This is a game played on June 19 between Ueno Asami (as black) and Fujisawa Rina (as white). At move 159, Asami cut with K14.

It involves a followup of the life and death of the white group M10, and most human players would be able to judge it, but AI (from Golaxy to Katago) all seem to deem it “alive” and continue to fight without securing the life of that group first. While a human player can read out the sequence like Rina did during the game and make the right choice.

But it takes like 10k+ playouts before AI realize the K14 cut is a very good move, and (with few playouts AI even judges K14 as a blunder). And it takes millions of playouts before AI realizes the M10 white group is in trouble.

What other AI blindspots and hallucinations have you seen in real games?

  • Ah, I see what you mean now. I can confirm at lower visits, KataGo does indeed want to push and cut, and this is a problem.

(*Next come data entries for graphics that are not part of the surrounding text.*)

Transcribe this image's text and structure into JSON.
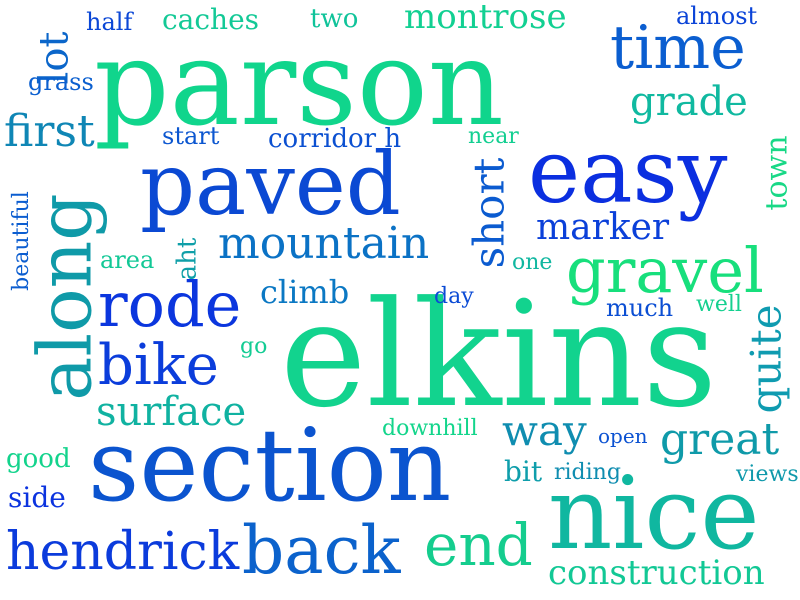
{
  "words": [
    {
      "text": "parson",
      "color": "#10d58c",
      "vertical": false
    },
    {
      "text": "elkins",
      "color": "#12d38e",
      "vertical": false
    },
    {
      "text": "section",
      "color": "#0b54cf",
      "vertical": false
    },
    {
      "text": "paved",
      "color": "#0b49d3",
      "vertical": false
    },
    {
      "text": "easy",
      "color": "#0b2fe0",
      "vertical": false
    },
    {
      "text": "nice",
      "color": "#10b7a0",
      "vertical": false
    },
    {
      "text": "along",
      "color": "#0f9aa8",
      "vertical": true
    },
    {
      "text": "time",
      "color": "#0b5ed0",
      "vertical": false
    },
    {
      "text": "gravel",
      "color": "#17df7c",
      "vertical": false
    },
    {
      "text": "rode",
      "color": "#0b36de",
      "vertical": false
    },
    {
      "text": "back",
      "color": "#0b62cc",
      "vertical": false
    },
    {
      "text": "end",
      "color": "#15cd8e",
      "vertical": false
    },
    {
      "text": "bike",
      "color": "#0b3ddb",
      "vertical": false
    },
    {
      "text": "hendrick",
      "color": "#0b3bdc",
      "vertical": false
    },
    {
      "text": "mountain",
      "color": "#0b72c5",
      "vertical": false
    },
    {
      "text": "surface",
      "color": "#10b2a1",
      "vertical": false
    },
    {
      "text": "great",
      "color": "#0f9aa9",
      "vertical": false
    },
    {
      "text": "way",
      "color": "#0f8db0",
      "vertical": false
    },
    {
      "text": "construction",
      "color": "#12c895",
      "vertical": false
    },
    {
      "text": "grade",
      "color": "#10b9a0",
      "vertical": false
    },
    {
      "text": "montrose",
      "color": "#12d092",
      "vertical": false
    },
    {
      "text": "first",
      "color": "#0f86b5",
      "vertical": false
    },
    {
      "text": "short",
      "color": "#0b5bd0",
      "vertical": true
    },
    {
      "text": "marker",
      "color": "#0b40d9",
      "vertical": false
    },
    {
      "text": "climb",
      "color": "#0b78c3",
      "vertical": false
    },
    {
      "text": "caches",
      "color": "#13c996",
      "vertical": false
    },
    {
      "text": "lot",
      "color": "#0b66ca",
      "vertical": true
    },
    {
      "text": "quite",
      "color": "#0f9bb0",
      "vertical": true
    },
    {
      "text": "corridor h",
      "color": "#0b50d1",
      "vertical": false
    },
    {
      "text": "two",
      "color": "#10c39a",
      "vertical": false
    },
    {
      "text": "half",
      "color": "#0b47d6",
      "vertical": false
    },
    {
      "text": "almost",
      "color": "#0b44d8",
      "vertical": false
    },
    {
      "text": "grass",
      "color": "#0b5fcf",
      "vertical": false
    },
    {
      "text": "start",
      "color": "#0b56d0",
      "vertical": false
    },
    {
      "text": "near",
      "color": "#13cf91",
      "vertical": false
    },
    {
      "text": "aht",
      "color": "#0f9fa8",
      "vertical": true
    },
    {
      "text": "area",
      "color": "#12c896",
      "vertical": false
    },
    {
      "text": "town",
      "color": "#18d886",
      "vertical": true
    },
    {
      "text": "one",
      "color": "#10b7a0",
      "vertical": false
    },
    {
      "text": "day",
      "color": "#0b4bd5",
      "vertical": false
    },
    {
      "text": "much",
      "color": "#0b4ed3",
      "vertical": false
    },
    {
      "text": "well",
      "color": "#15d08f",
      "vertical": false
    },
    {
      "text": "go",
      "color": "#13cc93",
      "vertical": false
    },
    {
      "text": "beautiful",
      "color": "#0b5dd0",
      "vertical": true
    },
    {
      "text": "downhill",
      "color": "#13d58b",
      "vertical": false
    },
    {
      "text": "open",
      "color": "#0b52d2",
      "vertical": false
    },
    {
      "text": "good",
      "color": "#13d38c",
      "vertical": false
    },
    {
      "text": "bit",
      "color": "#0f9eab",
      "vertical": false
    },
    {
      "text": "riding",
      "color": "#0f8db0",
      "vertical": false
    },
    {
      "text": "views",
      "color": "#0f99ab",
      "vertical": false
    },
    {
      "text": "side",
      "color": "#0b33df",
      "vertical": false
    }
  ]
}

For what it’s worth, at higher visits KataGo sees the problem with the push and cut at wL11, and suggests other moves instead, such as wK13, or tenuki-ing and playing wC9.

    I think that wN5 played in the game is premature though, the squeeze play you described would be suicidal for black to try without the push and cut due to the aji at R8.

    I showed this position to lightvector (the author of KataGo) on the Computer Go Discord, and he had this to say:

    Thanks! I looked at this position too and I concur, there is no blind spot, in the sense that there is no important move affecting the tactics that has too low of a policy prior causing it to be not explored or under-explored, even deep into the variations I didn’t find any sign of that.

    There is some strong value head errors on positions, where some positions in branches that lead to a win by one side have evaluations part of the way along that are highly positive for the other side, which dissuades the search from thinking they work until potentially a fairly large number of playouts that make it “push through” that hill to discover the true value. That’s the reason why you sometimes see it miss the right move, and why values in the position fluctuate a ton even at fairly large numbers of playouts. More value head training to judge the short-term tactics might help a bit.

    In this case I suspect the value head might be too smooth or linear in its extrapolation. Like if you take a position winning for player A, and add 4 different reasons that each at first glance might allow B to win, but each one actually barely doesn’t work, then all of them count for nothing in reality, but if the value head is a little bit inaccurate and also is too linear and assigns some value to each one, the combination of all of them pulling in the same direction and the value head attributing some weight to each one and linearly adding them together might be enough in total to make the value head think B is good. I get a sort of sense that there’s something like that maybe going on here.